Chronic lymphocytic leukemia is only one type of leukemia, a cancer of the blood and bone marrow. The very term chronic refers to the fact that this type of leukemia progresses more slowly comparing to other types of leukemia. It is estimated that each year approximately 15.000 people in the Unites States are diagnosed with chronic lymphocytic leukemia.
There are certain factors which may contribute to the occurrence of chronic lymphocytic leukemia. They include patient's age, gender and race. Namely, chronic lymphocytic leukemia is usually diagnosed in people who are over 50. Furthermore, men are more prone to this type of leukemia comparing to women. And finally, white people are the most susceptible race to chronic lymphocytic leukemia. Apart from the previously mentioned this type of cancer affects people who have had family history of blood and bone marrow cancers and it is also common for people exposed to certain herbicides and insecticides.
Symptoms of Chronic Lymphocytic Leukemia
The disease may be asymptomatic and once the symptoms fully develop they include fatigue, fever, night sweats, weight loss, frequent infections, enlarged and painless lymph nodes.
People suffering from this type of leukemia are highly susceptible to infections, particularly infections of the upper and lower respiratory tract. They are also prone to other cancers such as Kaposi's sarcoma, melanoma, bladder, lung and stomach cancer. One more problem of chronic lymphocytic leukemia is that it may switch to more aggressive form of the disease called large B-cell lymphoma.

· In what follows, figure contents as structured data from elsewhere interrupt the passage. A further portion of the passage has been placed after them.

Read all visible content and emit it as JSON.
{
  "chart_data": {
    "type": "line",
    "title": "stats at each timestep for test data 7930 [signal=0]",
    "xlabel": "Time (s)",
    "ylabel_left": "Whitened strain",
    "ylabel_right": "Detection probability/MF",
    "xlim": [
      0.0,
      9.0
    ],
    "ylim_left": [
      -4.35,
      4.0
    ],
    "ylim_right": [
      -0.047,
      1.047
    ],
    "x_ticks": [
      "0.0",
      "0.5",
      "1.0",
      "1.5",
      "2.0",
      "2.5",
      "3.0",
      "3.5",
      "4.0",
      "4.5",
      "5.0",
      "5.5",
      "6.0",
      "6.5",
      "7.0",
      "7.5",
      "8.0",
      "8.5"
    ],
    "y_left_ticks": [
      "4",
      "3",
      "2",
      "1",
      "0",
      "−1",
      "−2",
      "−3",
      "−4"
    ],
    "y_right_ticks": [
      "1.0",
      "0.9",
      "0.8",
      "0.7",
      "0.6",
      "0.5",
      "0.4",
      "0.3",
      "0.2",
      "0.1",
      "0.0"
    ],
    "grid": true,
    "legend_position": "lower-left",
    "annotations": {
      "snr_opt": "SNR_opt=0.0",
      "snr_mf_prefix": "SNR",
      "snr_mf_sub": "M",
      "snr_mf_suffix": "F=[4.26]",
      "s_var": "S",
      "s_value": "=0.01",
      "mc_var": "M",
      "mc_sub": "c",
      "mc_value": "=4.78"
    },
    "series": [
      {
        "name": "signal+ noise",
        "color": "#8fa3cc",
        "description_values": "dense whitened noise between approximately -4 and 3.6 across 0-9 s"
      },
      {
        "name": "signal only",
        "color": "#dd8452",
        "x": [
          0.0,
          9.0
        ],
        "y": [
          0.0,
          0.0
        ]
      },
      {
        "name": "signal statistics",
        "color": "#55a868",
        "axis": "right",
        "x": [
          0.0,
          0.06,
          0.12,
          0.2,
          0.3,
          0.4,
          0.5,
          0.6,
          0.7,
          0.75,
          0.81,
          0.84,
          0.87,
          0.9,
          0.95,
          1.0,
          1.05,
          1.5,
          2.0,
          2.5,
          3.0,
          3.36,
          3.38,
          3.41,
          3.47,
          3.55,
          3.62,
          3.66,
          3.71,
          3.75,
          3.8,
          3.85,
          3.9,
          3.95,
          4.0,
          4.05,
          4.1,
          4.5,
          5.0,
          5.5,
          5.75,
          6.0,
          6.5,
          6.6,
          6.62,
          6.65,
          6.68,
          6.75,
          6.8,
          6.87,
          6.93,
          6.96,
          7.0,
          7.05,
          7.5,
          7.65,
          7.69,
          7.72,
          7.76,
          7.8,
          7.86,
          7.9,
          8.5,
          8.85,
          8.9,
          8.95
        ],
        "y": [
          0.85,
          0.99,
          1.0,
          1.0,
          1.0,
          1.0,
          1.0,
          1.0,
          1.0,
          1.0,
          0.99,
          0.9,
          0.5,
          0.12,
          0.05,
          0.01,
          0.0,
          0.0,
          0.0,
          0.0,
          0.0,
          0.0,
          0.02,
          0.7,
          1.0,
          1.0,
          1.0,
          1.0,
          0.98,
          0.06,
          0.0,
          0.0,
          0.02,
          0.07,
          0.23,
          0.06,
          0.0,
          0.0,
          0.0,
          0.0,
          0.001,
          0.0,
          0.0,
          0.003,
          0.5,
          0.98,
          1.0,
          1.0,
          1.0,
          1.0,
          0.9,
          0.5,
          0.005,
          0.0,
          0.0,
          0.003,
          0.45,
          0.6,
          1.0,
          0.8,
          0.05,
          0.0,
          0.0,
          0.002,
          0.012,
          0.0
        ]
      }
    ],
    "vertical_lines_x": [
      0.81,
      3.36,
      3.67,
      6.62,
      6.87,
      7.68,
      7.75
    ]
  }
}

Diagnosing Chronic Lymphocytic Leukemia
Patients suffering from chronic lymphocytic leukemia undergo several diagnostic tests. A complete blood count gives insight in the number of lymphocytes in a blood sample. It is essential to determinate the type of lymphocytes involved. A specific test called flow cytometry or immunophenotyping is very effective in making a differential diagnosis of chronic lymphocytic leukemia and other body's reactions such as infection.
Additional test includes fluorescence in situ hybridization which is an analysis for genetic abnormalities, bone marrow biopsy and/ or aspiration and computerized tomography (CT). According to all the obtained data the doctor stages the disease.
Treatment for Chronic Lymphocytic Leukemia
The stage of leukemia as well as the overall health of a patient determines the treatment. The treatment does not have to start in early stages of the disease. These patients are carefully monitored and the treatment will start once the disease starts to progress.
Intermediate and advanced stages of chronic lymphocytic leukemia are treated with chemotherapy, target drug therapy and bone marrow stem cell transplant.
There are also clinical trials which test new treatments as well as new ways of using already existing treatments. Unfortunately, clinical trials cannot guarantee a cure.